The 2010 Alice in Wonderland is the story of a girl, played by Mia Wasikowska (Amelia), who is about to leave her teenage years for adulthood. She has lost her father, and her mother wants her to marry an insufferable bore and join well-to-do 19th-century British society. Ever since childhood, Alice has been plagued by dreams starring magical creatures, and while dodging her marriage proposal, she spots one of them, a white rabbit in a waistcoat, darting around the garden. She chases it into a hole in a tree and tumbles down into a strange and fantastical world.


The animals Alice finds there are immediately disappointed. The Dormouse (Barbara Windsor) and the Blue Caterpillar (Alan Rickman) are the first to say it: the White Rabbit (Michael Sheen) has not found the girl that visited them once before and whom a prophetic scroll says will return to kill the Jabberwocky. You see, since little Alice was last here, the Red Queen (Helena Bonham Carter) has taken over and she has turned Underland--previous christenings of "Wonderland" were the mispronunciations of a six-year-old--into a gray, dour place. Much of it is in ruins, and the talking animals who live there have been enslaved to the crazy lady.




Only another crazy person, the Mad Hatter (Johnny Depp), believes that they do indeed have the correct Alice (she keeps insisting she'll wake from this dream), and he puts her on the proper path to rescue the true ruler of Underland before he himself is taken prisoner.





Alice must find the White Queen (Anne Hathaway) and become her champion. But first, why not be a little headstrong and break into the Red Queen's castle and free the Hatter?

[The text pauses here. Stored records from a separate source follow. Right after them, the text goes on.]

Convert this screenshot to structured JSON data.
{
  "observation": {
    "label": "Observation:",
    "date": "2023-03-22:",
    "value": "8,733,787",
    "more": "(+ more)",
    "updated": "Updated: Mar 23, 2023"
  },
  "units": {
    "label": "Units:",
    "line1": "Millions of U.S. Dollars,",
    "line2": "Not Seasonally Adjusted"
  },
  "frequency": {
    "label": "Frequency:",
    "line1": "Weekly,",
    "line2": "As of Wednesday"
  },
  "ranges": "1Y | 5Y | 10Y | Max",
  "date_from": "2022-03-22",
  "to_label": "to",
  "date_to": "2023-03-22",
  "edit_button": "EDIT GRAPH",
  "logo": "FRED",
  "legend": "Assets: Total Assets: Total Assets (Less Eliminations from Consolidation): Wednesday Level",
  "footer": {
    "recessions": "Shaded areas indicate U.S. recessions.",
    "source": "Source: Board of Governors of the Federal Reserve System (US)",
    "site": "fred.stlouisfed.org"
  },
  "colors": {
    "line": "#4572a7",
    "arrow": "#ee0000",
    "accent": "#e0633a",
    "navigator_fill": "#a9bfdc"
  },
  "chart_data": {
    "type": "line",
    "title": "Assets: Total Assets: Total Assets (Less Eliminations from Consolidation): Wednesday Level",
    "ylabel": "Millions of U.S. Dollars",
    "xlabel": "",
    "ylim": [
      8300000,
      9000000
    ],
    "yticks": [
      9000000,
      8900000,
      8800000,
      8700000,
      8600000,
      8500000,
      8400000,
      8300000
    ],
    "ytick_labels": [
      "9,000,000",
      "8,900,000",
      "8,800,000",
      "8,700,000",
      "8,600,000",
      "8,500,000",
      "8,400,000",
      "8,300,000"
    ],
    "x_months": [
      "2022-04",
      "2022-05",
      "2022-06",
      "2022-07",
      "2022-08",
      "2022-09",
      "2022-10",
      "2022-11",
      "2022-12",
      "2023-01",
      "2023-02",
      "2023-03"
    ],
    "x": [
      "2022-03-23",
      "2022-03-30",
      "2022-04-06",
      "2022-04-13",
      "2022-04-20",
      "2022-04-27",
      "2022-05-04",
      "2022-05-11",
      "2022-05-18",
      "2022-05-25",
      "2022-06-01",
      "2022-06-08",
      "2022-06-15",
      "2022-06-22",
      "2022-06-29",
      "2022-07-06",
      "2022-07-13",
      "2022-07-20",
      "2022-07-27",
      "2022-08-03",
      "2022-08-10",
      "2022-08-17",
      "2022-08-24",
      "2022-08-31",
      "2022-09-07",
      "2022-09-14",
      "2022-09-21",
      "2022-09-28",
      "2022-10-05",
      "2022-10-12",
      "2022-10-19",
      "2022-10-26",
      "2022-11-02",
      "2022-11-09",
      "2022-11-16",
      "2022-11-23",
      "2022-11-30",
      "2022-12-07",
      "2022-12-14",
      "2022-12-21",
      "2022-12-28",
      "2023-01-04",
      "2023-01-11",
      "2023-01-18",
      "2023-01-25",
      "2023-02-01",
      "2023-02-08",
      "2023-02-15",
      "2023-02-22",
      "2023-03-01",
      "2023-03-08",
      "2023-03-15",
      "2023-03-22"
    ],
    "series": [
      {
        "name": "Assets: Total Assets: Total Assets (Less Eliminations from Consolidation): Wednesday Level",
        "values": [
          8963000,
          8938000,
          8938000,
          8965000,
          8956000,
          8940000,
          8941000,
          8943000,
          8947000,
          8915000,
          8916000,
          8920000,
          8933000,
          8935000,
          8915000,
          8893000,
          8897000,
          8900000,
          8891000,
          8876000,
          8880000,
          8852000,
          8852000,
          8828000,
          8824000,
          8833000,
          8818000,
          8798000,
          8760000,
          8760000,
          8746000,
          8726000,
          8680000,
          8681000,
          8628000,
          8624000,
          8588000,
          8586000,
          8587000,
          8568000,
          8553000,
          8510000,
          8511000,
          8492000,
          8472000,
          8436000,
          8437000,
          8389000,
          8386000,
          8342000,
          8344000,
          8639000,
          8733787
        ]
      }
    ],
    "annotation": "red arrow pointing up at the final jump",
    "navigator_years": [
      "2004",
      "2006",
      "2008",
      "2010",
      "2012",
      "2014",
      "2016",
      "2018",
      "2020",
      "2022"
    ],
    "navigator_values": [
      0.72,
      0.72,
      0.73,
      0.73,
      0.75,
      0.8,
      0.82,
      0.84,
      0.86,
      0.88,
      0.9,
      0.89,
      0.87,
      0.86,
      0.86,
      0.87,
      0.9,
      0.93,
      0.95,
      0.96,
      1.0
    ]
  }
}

Alice's grown-up journey is very much like the one she had before, the one we're all familiar with. In fact, what first tips us off to the fact that this is an adventure being repeated is that the animals are baffled that she doesn't know how a shrinking potion or a growth cake will affect her even though she has consumed them before. The various weird characters she meets on her flight from the Red Queen's insidious lackeys, led by a typically wheezy Crispin Glover, are the ones we all know. There is Tweedledee and Tweedledum, played by Little Britain's Matt Lucas, there is a March Hare (Paul Whitehouse), and there is a scene-stealing Cheshire Cat. Stephen Fry voices the cat, and he is a marvelous delight. Voice and animation mesh perfectly to make one wonderful character, a slinky jester who is charismatically feline.


The Cheshire Cat is animated fully on computer, as is the majority of Underland. Some characters are a combination of actors and motion capture. Matt Lucas is turned into twin egg-shaped dimwits, and Helena Bonham Carter is one giant head on a tiny body. Only Wasikowska, Hathaway, and Depp are fully themselves. Crispin Glover, who has trouble maintaining his humanity at the best times, is the oddest hybrid, a herky-jerky splicing of the real thing and a digital creation.